For more than four decades, she didn't have a name. Since 1975, when her mummified body was unearthed in a church in the Swiss city of Basel, she had been a scientific mystery — a well-preserved corpse buried with proofs of her wealth, who for lack of identification took on a distinguished title: the Lady from Barfüsser church.

Now, after two years of archival and DNA investigation by a team of researchers, she not only has a name — as it turns out, she's also got a rather recognizable great-great-great-great-great-great-grandson. The team announced Thursday that the mummy, identified as Anna Catharina Bischoff, was an 18th century pastor's wife who can lay claim to a rather vast group of descendants, including British Foreign Secretary Boris Johnson.

Based on the amount of mercury in her remains she also appears to have been suffering from syphilis, which researchers believe she picked up while caring for others with the sexually transmitted disease. Mercury then was a common (if misguided and deeply toxic) treatment for syphilis. It was the mercury that was likely responsible for her death in 1787 at the age of 68 — and responsible, as well, for her body's uncommon preservation in the 230 years since.
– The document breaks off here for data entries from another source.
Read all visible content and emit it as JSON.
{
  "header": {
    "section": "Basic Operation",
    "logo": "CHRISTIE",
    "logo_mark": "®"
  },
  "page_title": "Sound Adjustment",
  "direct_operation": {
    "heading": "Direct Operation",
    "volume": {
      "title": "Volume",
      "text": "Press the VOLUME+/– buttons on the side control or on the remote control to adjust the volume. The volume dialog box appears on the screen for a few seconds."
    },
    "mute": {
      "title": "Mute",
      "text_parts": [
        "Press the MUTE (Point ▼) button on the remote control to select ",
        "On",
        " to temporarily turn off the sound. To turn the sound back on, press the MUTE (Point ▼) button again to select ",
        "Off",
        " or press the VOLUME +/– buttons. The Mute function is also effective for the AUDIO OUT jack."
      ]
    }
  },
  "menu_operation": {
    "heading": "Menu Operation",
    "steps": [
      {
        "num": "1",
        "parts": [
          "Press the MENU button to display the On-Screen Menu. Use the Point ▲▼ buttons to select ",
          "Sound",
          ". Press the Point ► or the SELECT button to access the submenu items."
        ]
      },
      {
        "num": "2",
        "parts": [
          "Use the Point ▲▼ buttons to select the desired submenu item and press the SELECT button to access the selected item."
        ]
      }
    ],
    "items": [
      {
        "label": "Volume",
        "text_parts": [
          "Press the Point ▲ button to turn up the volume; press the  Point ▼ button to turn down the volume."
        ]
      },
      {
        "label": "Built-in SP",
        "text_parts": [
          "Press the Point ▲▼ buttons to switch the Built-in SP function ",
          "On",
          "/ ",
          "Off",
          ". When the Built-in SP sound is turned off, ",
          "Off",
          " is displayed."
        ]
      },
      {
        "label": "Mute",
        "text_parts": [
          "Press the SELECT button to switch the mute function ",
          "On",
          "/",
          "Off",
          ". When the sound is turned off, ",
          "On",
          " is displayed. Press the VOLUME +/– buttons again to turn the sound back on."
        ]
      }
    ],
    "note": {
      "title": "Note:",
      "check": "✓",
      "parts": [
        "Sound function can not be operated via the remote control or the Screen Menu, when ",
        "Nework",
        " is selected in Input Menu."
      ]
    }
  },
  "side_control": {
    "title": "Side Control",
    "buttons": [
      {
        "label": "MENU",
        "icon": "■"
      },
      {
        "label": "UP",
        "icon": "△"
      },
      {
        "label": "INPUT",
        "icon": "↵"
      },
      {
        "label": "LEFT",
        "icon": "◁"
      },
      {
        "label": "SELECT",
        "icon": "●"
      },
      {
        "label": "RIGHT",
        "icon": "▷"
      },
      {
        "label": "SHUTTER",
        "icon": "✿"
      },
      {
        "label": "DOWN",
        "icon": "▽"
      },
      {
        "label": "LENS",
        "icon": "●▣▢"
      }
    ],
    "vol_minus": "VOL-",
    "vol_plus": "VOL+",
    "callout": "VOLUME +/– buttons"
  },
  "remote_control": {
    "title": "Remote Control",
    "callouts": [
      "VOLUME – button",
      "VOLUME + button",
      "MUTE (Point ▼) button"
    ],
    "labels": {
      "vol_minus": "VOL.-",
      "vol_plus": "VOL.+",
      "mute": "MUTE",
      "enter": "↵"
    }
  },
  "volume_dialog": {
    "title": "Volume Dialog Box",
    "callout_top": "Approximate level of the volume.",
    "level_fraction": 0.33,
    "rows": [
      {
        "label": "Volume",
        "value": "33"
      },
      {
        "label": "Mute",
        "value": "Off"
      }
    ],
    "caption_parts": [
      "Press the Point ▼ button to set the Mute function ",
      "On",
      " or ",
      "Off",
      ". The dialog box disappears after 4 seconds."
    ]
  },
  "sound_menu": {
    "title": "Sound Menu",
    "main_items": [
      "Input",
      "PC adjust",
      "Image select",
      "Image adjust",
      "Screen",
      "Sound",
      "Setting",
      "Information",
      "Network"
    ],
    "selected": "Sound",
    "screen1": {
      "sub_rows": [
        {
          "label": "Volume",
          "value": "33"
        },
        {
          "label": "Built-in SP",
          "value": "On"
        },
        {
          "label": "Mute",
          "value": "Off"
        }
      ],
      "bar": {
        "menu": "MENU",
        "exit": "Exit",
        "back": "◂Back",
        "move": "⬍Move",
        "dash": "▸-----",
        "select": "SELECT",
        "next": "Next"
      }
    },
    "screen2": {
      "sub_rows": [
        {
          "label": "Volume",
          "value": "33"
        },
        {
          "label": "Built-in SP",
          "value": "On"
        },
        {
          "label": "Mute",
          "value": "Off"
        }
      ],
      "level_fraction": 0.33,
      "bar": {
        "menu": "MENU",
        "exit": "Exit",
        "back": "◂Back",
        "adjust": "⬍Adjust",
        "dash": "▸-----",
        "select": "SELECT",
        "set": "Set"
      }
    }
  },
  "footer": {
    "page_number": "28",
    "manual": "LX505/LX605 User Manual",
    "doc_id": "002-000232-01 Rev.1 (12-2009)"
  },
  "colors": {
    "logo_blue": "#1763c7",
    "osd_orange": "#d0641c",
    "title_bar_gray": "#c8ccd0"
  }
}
Johnson, for his part, celebrated the discovery Thursday.

"Very excited to hear about my late great grand 'mummy' - a pioneer in sexual health care," he tweeted. "Very proud."

"It's great, and it's also a scientific sensation," Gerhard Hotz, an anthropologist with the Natural History Museum of Basel — where the mummy was exhibited — told Swiss broadcaster SRF.

The team that unearthed Bischoff's long-buried identity drew on a range of disciplines in their work. The team used archival records and confirmed their findings by studying DNA extracted from the mummy's big toe.

Bischoff herself lived much of her life in Strasbourg, researchers say. There she lived with her husband, a pastor whom she married when she was young and with whom she had seven children. Only two of those kids, both daughters, lived to see adulthood — and researchers say just one was known to have married and had children of her own.

It is through this daughter that scientists have traced the maternal line down through the generations to Johnson.

As for Bischoff, the researchers say that after her husband's death she returned to Basel, where she received the insidious treatment that ultimately led to her own death a few years later.

She was laid to rest in the Basel church — but she was not fated to rest long: Based on archival discoveries, the team believes now that she was first found in 1843.

But it was not until 1975, when the church was undergoing renovations, that Bischoff was found again and — this time — removed for good from her tomb before the altar.